Auf Antrag der Kinder erhöhte das Erstgericht die monatliche Unterhaltspflicht des Vaters für die Zeit vom 1. 1. 2009 bis 31. 12. 2010 um unterschiedlich hohe Beträge und ab 1. 1. 2011 auf 600 EUR je Kind. Ein Erhöhungsmehrbegehren wurde abgewiesen. Das Erstgericht ermittelte anhand der durchschnittlichen Privatentnahmen des Vaters die Unterhaltsbemessungsgrundlage mit 3.847,54 EUR und gelangte unter Berücksichtigung der weiteren Sorgepflichten des Vaters nach der Prozentsatzmethode zu den zuerkannten Beträgen.

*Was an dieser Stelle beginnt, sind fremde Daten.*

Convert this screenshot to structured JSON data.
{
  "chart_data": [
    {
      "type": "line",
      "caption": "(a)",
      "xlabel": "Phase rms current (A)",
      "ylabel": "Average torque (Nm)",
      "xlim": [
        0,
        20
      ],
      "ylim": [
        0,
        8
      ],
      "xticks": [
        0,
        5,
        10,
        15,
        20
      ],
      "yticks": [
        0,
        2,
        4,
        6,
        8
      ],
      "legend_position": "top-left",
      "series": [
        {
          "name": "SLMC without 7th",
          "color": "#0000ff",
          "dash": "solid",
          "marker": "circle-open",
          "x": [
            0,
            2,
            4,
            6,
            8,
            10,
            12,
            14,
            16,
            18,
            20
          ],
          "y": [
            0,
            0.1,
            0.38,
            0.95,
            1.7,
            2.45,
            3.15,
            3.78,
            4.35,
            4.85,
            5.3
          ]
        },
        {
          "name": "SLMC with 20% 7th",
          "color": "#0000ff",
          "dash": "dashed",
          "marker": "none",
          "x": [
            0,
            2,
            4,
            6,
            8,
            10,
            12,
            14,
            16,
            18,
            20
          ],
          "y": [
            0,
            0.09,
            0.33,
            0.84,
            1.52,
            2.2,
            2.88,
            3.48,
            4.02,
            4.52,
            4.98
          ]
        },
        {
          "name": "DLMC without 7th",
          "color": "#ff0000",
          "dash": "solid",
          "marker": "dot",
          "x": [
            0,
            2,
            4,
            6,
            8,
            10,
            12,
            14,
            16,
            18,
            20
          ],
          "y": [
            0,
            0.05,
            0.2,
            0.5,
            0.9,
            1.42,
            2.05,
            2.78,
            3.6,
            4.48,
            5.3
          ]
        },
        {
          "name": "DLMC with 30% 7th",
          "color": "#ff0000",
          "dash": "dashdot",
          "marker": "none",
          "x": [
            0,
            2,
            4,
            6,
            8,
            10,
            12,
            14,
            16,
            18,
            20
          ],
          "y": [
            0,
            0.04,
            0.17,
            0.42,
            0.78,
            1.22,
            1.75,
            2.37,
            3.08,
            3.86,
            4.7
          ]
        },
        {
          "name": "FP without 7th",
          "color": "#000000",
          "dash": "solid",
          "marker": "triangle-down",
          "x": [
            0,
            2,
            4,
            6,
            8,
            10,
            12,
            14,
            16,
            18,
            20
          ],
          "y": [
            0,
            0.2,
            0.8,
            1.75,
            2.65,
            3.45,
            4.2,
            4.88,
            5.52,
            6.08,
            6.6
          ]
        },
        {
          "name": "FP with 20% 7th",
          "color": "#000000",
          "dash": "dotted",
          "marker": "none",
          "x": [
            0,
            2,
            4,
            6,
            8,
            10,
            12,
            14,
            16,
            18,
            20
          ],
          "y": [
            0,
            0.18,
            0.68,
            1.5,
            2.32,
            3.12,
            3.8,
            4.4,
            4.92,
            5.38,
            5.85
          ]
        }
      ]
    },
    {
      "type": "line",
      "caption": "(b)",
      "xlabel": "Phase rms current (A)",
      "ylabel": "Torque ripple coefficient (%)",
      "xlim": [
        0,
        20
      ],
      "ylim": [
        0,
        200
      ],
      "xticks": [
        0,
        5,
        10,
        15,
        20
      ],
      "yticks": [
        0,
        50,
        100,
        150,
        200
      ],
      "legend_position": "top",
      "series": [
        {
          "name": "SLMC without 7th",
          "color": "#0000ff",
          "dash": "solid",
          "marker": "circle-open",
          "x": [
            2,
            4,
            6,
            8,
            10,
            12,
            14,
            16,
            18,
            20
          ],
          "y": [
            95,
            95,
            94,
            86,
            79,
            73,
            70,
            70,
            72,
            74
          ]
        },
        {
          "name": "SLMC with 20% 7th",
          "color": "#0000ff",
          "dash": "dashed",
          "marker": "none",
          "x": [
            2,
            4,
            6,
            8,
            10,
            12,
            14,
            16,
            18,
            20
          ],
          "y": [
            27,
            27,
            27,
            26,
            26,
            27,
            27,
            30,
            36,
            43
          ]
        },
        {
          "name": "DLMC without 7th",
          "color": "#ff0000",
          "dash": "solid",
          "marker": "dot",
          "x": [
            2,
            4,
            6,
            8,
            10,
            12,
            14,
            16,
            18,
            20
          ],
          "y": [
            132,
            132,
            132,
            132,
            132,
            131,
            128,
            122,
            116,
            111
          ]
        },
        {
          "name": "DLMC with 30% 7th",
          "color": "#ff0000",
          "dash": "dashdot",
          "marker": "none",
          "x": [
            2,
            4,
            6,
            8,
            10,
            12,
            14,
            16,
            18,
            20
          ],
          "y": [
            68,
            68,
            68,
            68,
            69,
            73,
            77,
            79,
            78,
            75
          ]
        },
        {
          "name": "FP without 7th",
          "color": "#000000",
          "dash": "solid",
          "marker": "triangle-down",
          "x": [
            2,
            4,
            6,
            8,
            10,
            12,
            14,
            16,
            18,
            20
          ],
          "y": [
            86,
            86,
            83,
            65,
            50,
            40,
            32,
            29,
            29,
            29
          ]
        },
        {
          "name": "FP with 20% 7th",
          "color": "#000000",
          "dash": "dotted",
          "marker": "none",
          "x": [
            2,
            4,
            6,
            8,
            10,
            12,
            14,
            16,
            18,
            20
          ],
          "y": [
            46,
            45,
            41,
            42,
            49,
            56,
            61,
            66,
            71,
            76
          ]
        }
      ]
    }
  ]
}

Diese Entscheidung wurde im Umfang ihres abweisenden Teils und einer Erhöhung der monatlichen Unterhaltspflicht auf 363 EUR je Kind ab 1. 1. 2009 unbekämpft rechtskräftig.

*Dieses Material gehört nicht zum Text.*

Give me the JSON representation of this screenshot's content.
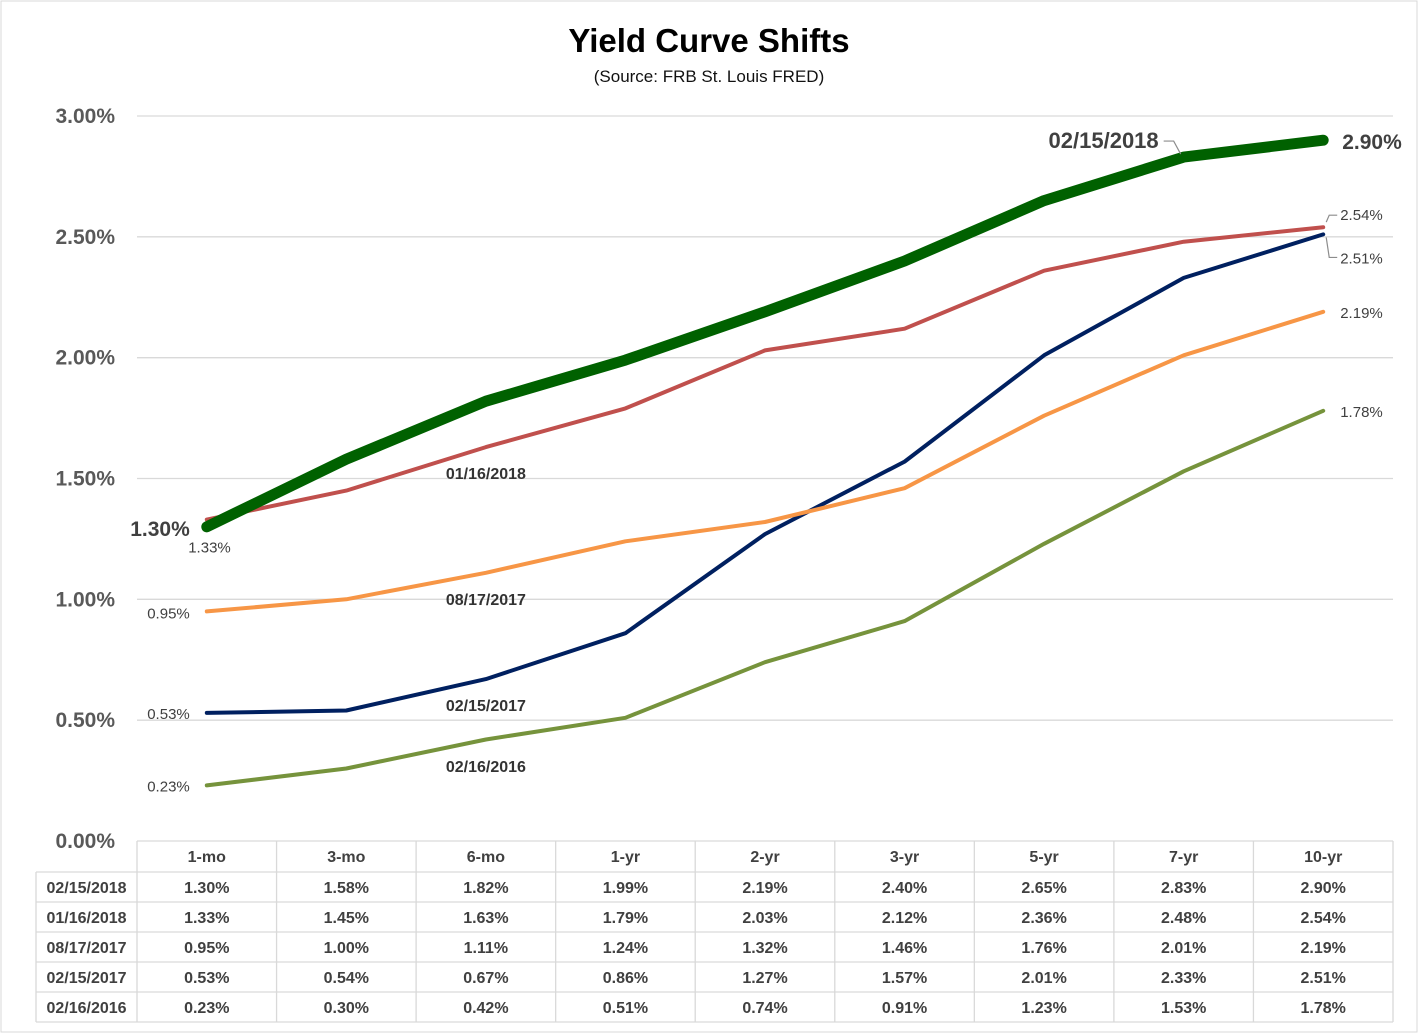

Das im Übrigen vom Vater angerufene Rekursgericht bestätigte die erstinstanzliche Entscheidung und sprach zunächst aus, dass der ordentliche Revisionsrekurs nicht zulässig sei.

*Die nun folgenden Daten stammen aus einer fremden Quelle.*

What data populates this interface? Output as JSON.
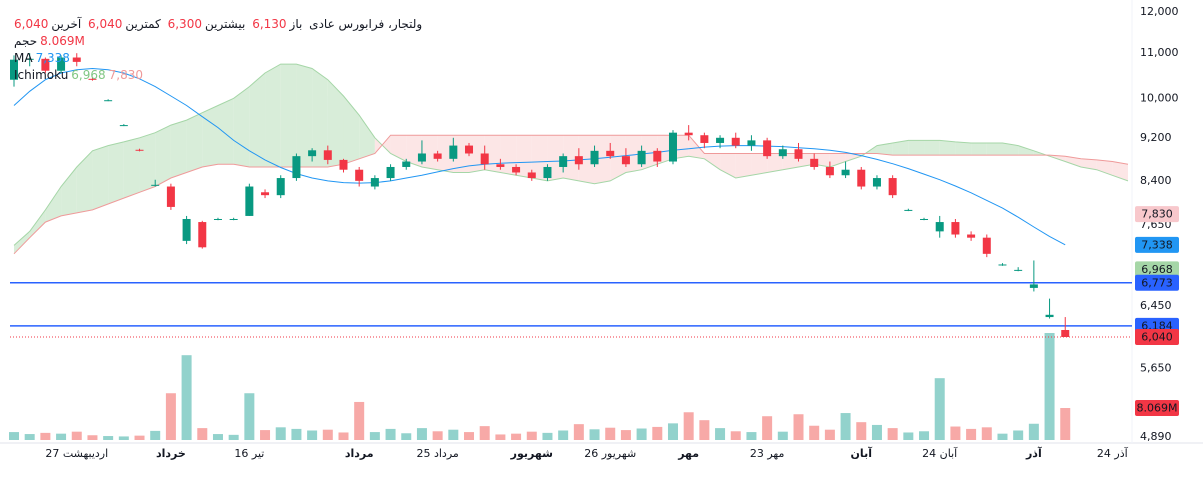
{
  "header": {
    "symbol": "ولتجار، فرابورس عادی",
    "stats": [
      {
        "label": "باز",
        "value": "6,130"
      },
      {
        "label": "بیشترین",
        "value": "6,300"
      },
      {
        "label": "کمترین",
        "value": "6,040"
      },
      {
        "label": "آخرین",
        "value": "6,040"
      }
    ],
    "volume_value": "8.069M",
    "ma_value": "7,338",
    "ichimoku_values": [
      "6,968",
      "7,830"
    ]
  },
  "chart_data": {
    "type": "candlestick",
    "log_scale": true,
    "categories": [
      null,
      null,
      null,
      null,
      "27 اردیبهشت",
      null,
      null,
      null,
      null,
      null,
      "خرداد",
      null,
      null,
      null,
      null,
      "16 تیر",
      null,
      null,
      null,
      null,
      null,
      null,
      "مرداد",
      null,
      null,
      null,
      null,
      "25 مرداد",
      null,
      null,
      null,
      null,
      null,
      "شهریور",
      null,
      null,
      null,
      null,
      "26 شهریور",
      null,
      null,
      null,
      null,
      "مهر",
      null,
      null,
      null,
      null,
      "23 مهر",
      null,
      null,
      null,
      null,
      null,
      "آبان",
      null,
      null,
      null,
      null,
      "24 آبان",
      null,
      null,
      null,
      null,
      null,
      "آذر",
      null,
      null,
      null,
      null,
      "24 آذر",
      null
    ],
    "open": [
      10400,
      10850,
      10870,
      10600,
      10900,
      10420,
      9960,
      9450,
      8970,
      8330,
      8300,
      7400,
      7700,
      7750,
      7750,
      7800,
      8200,
      8150,
      8450,
      8850,
      8960,
      8780,
      8600,
      8300,
      8450,
      8650,
      8750,
      8900,
      8800,
      9050,
      8900,
      8700,
      8650,
      8550,
      8450,
      8650,
      8850,
      8700,
      8950,
      8850,
      8700,
      8950,
      8750,
      9300,
      9250,
      9100,
      9200,
      9050,
      9150,
      8850,
      8980,
      8800,
      8650,
      8500,
      8600,
      8300,
      8450,
      7900,
      7750,
      7550,
      7700,
      7500,
      7450,
      7040,
      6960,
      6700,
      6300,
      6130,
      null,
      null,
      null,
      null
    ],
    "high": [
      10950,
      11000,
      10900,
      10950,
      11000,
      10450,
      9980,
      9470,
      8990,
      8420,
      8350,
      7800,
      7720,
      7770,
      7770,
      8350,
      8250,
      8500,
      8900,
      9000,
      9050,
      8800,
      8650,
      8500,
      8700,
      8800,
      9150,
      8950,
      9200,
      9100,
      9050,
      8800,
      8700,
      8600,
      8700,
      8900,
      9000,
      9050,
      9100,
      9000,
      9050,
      9000,
      9350,
      9450,
      9300,
      9250,
      9300,
      9250,
      9200,
      9050,
      9100,
      8900,
      8750,
      8750,
      8650,
      8500,
      8500,
      7920,
      7770,
      7800,
      7750,
      7550,
      7500,
      7060,
      7000,
      7100,
      6550,
      6300,
      null,
      null,
      null,
      null
    ],
    "low": [
      10250,
      10700,
      10550,
      10550,
      10700,
      10380,
      9940,
      9430,
      8940,
      8300,
      7900,
      7350,
      7280,
      7730,
      7730,
      7800,
      8100,
      8100,
      8400,
      8750,
      8700,
      8550,
      8300,
      8250,
      8400,
      8600,
      8700,
      8750,
      8750,
      8850,
      8600,
      8600,
      8500,
      8400,
      8400,
      8550,
      8600,
      8650,
      8800,
      8650,
      8650,
      8650,
      8700,
      9150,
      9000,
      9000,
      9000,
      8950,
      8800,
      8800,
      8750,
      8600,
      8450,
      8450,
      8250,
      8250,
      8100,
      7880,
      7730,
      7450,
      7450,
      7400,
      7150,
      7020,
      6940,
      6650,
      6280,
      6040,
      null,
      null,
      null,
      null
    ],
    "close": [
      10850,
      10870,
      10600,
      10900,
      10800,
      10400,
      9960,
      9450,
      8960,
      8330,
      7950,
      7750,
      7300,
      7750,
      7750,
      8300,
      8150,
      8450,
      8850,
      8960,
      8780,
      8600,
      8400,
      8450,
      8650,
      8750,
      8900,
      8800,
      9050,
      8900,
      8700,
      8650,
      8550,
      8450,
      8650,
      8850,
      8700,
      8950,
      8850,
      8700,
      8950,
      8750,
      9300,
      9250,
      9100,
      9200,
      9050,
      9150,
      8850,
      8980,
      8800,
      8650,
      8500,
      8600,
      8300,
      8450,
      8150,
      7900,
      7750,
      7700,
      7500,
      7450,
      7200,
      7040,
      6960,
      6750,
      6330,
      6040,
      null,
      null,
      null,
      null
    ],
    "volume_name": "حجم",
    "volume": [
      2000000,
      1500000,
      1800000,
      1600000,
      2100000,
      1200000,
      1000000,
      900000,
      1100000,
      2300000,
      11800000,
      21400000,
      3000000,
      1500000,
      1300000,
      11800000,
      2500000,
      3200000,
      2800000,
      2400000,
      2600000,
      1900000,
      9600000,
      2000000,
      2800000,
      1700000,
      3000000,
      2200000,
      2600000,
      2000000,
      3500000,
      1400000,
      1600000,
      2100000,
      1800000,
      2400000,
      4000000,
      2700000,
      3100000,
      2500000,
      2900000,
      3300000,
      4200000,
      7000000,
      5000000,
      3000000,
      2200000,
      2000000,
      6000000,
      2100000,
      6500000,
      3600000,
      2600000,
      6800000,
      4500000,
      3800000,
      3000000,
      1900000,
      2200000,
      15600000,
      3400000,
      2800000,
      3200000,
      1600000,
      2400000,
      4100000,
      27000000,
      8069000,
      null,
      null,
      null,
      null
    ],
    "up_color": "#089981",
    "down_color": "#f23645",
    "volume_up_color": "#92d2cc",
    "volume_down_color": "#f7a9a7",
    "ma": {
      "name": "MA",
      "color": "#2196f3",
      "values": [
        9850,
        10150,
        10400,
        10550,
        10620,
        10650,
        10620,
        10550,
        10420,
        10250,
        10050,
        9850,
        9620,
        9400,
        9150,
        8950,
        8780,
        8640,
        8530,
        8450,
        8400,
        8370,
        8360,
        8370,
        8400,
        8450,
        8500,
        8560,
        8620,
        8670,
        8700,
        8720,
        8730,
        8740,
        8750,
        8760,
        8780,
        8800,
        8830,
        8860,
        8890,
        8920,
        8960,
        8990,
        9020,
        9040,
        9050,
        9050,
        9040,
        9030,
        9010,
        8990,
        8960,
        8920,
        8860,
        8790,
        8710,
        8620,
        8520,
        8420,
        8310,
        8190,
        8060,
        7930,
        7780,
        7620,
        7470,
        7338,
        null,
        null,
        null,
        null
      ]
    },
    "ichimoku": {
      "name": "Ichimoku",
      "up_fill": "#c8e6c9",
      "down_fill": "#fbdcdc",
      "span_a": {
        "color": "#a5d6a7",
        "values": [
          7330,
          7550,
          7900,
          8300,
          8650,
          8950,
          9050,
          9120,
          9200,
          9300,
          9450,
          9550,
          9700,
          9850,
          10000,
          10250,
          10550,
          10750,
          10750,
          10650,
          10400,
          10050,
          9650,
          9200,
          8900,
          8750,
          8650,
          8600,
          8550,
          8550,
          8600,
          8550,
          8500,
          8450,
          8400,
          8450,
          8400,
          8350,
          8400,
          8550,
          8600,
          8700,
          8800,
          8850,
          8800,
          8600,
          8450,
          8500,
          8550,
          8600,
          8650,
          8700,
          8650,
          8750,
          8850,
          9050,
          9100,
          9150,
          9150,
          9150,
          9120,
          9100,
          9100,
          9100,
          9050,
          8950,
          8850,
          8750,
          8650,
          8600,
          8500,
          8400
        ]
      },
      "span_b": {
        "color": "#ef9a9a",
        "values": [
          7200,
          7450,
          7700,
          7800,
          7850,
          7900,
          8000,
          8100,
          8200,
          8300,
          8450,
          8550,
          8650,
          8700,
          8700,
          8650,
          8650,
          8650,
          8650,
          8650,
          8650,
          8700,
          8800,
          8900,
          9250,
          9250,
          9250,
          9250,
          9250,
          9250,
          9250,
          9250,
          9250,
          9250,
          9250,
          9250,
          9250,
          9250,
          9250,
          9250,
          9250,
          9250,
          9250,
          9250,
          8900,
          8900,
          8900,
          8900,
          8900,
          8900,
          8900,
          8900,
          8900,
          8900,
          8900,
          8900,
          8870,
          8870,
          8870,
          8870,
          8870,
          8870,
          8870,
          8870,
          8870,
          8870,
          8870,
          8850,
          8800,
          8780,
          8750,
          8700
        ]
      }
    },
    "hlines": [
      {
        "value": 6773,
        "label": "6,773",
        "color": "#2962ff"
      },
      {
        "value": 6184,
        "label": "6,184",
        "color": "#2962ff"
      }
    ],
    "price_labels": [
      {
        "value": 7830,
        "label": "7,830",
        "color": "#f8c8cc",
        "text_color": "#131722"
      },
      {
        "value": 7338,
        "label": "7,338",
        "color": "#2196f3",
        "text_color": "#ffffff"
      },
      {
        "value": 6968,
        "label": "6,968",
        "color": "#a5d6a7",
        "text_color": "#131722"
      }
    ],
    "last": {
      "value": 6040,
      "label": "6,040",
      "color": "#f23645"
    },
    "volume_badge": {
      "value": 8069000,
      "label": "8.069M",
      "color": "#f23645"
    },
    "ylim": [
      4890,
      12000
    ],
    "yticks": [
      {
        "value": 12000,
        "label": "12,000"
      },
      {
        "value": 11000,
        "label": "11,000"
      },
      {
        "value": 10000,
        "label": "10,000"
      },
      {
        "value": 9200,
        "label": "9,200"
      },
      {
        "value": 8400,
        "label": "8,400"
      },
      {
        "value": 7650,
        "label": "7,650"
      },
      {
        "value": 6450,
        "label": "6,450"
      },
      {
        "value": 5650,
        "label": "5,650"
      },
      {
        "value": 4890,
        "label": "4,890"
      }
    ]
  }
}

Zu der in dritter Instanz allein noch strittigen Frage, ob die Privatentnahmen des Vaters auch in dem zur Leistung der Ausgleichszahlung an die Mutter erforderlichen Umfang in die Unterhaltsbemessungsgrundlage einzubeziehen seien, führte das Rekursgericht aus, dem Scheidungsfolgenvergleich könne nicht entnommen werden, dass die Ausgleichszahlung „nichts anderes sei, als die Bezahlung der zweiten Hälfte des Unternehmens“. Der gegenteiligen Argumentation des Vaters könne aufgrund der Ergebnisse des Beweisverfahrens nicht beigepflichtet werden. Danach handle es sich um eine Ausgleichszahlung zur Regelung der nachehelichen Aufteilungsansprüche gemäß §§ 81 ff EheG, also um die Aufteilung des ehelichen Gebrauchsvermögens und der ehelichen Ersparnisse, wie dies auch im Vergleich formuliert worden sei. Weder dem Vergleich noch den im Akt erliegenden Urkunden sei zu entnehmen, dass mit diesen Zahlungen Anteile der Mutter an gemeinsamen Betrieben abgelöst werden sollten. In diesem Zusammenhang sei auch auffällig, dass der Vater in seinem Vorbringen die Ausgleichszahlung einmal als Unterstützung für die Mutter, ein anderes Mal als Investition in den eigenen Betrieb bezeichnet habe.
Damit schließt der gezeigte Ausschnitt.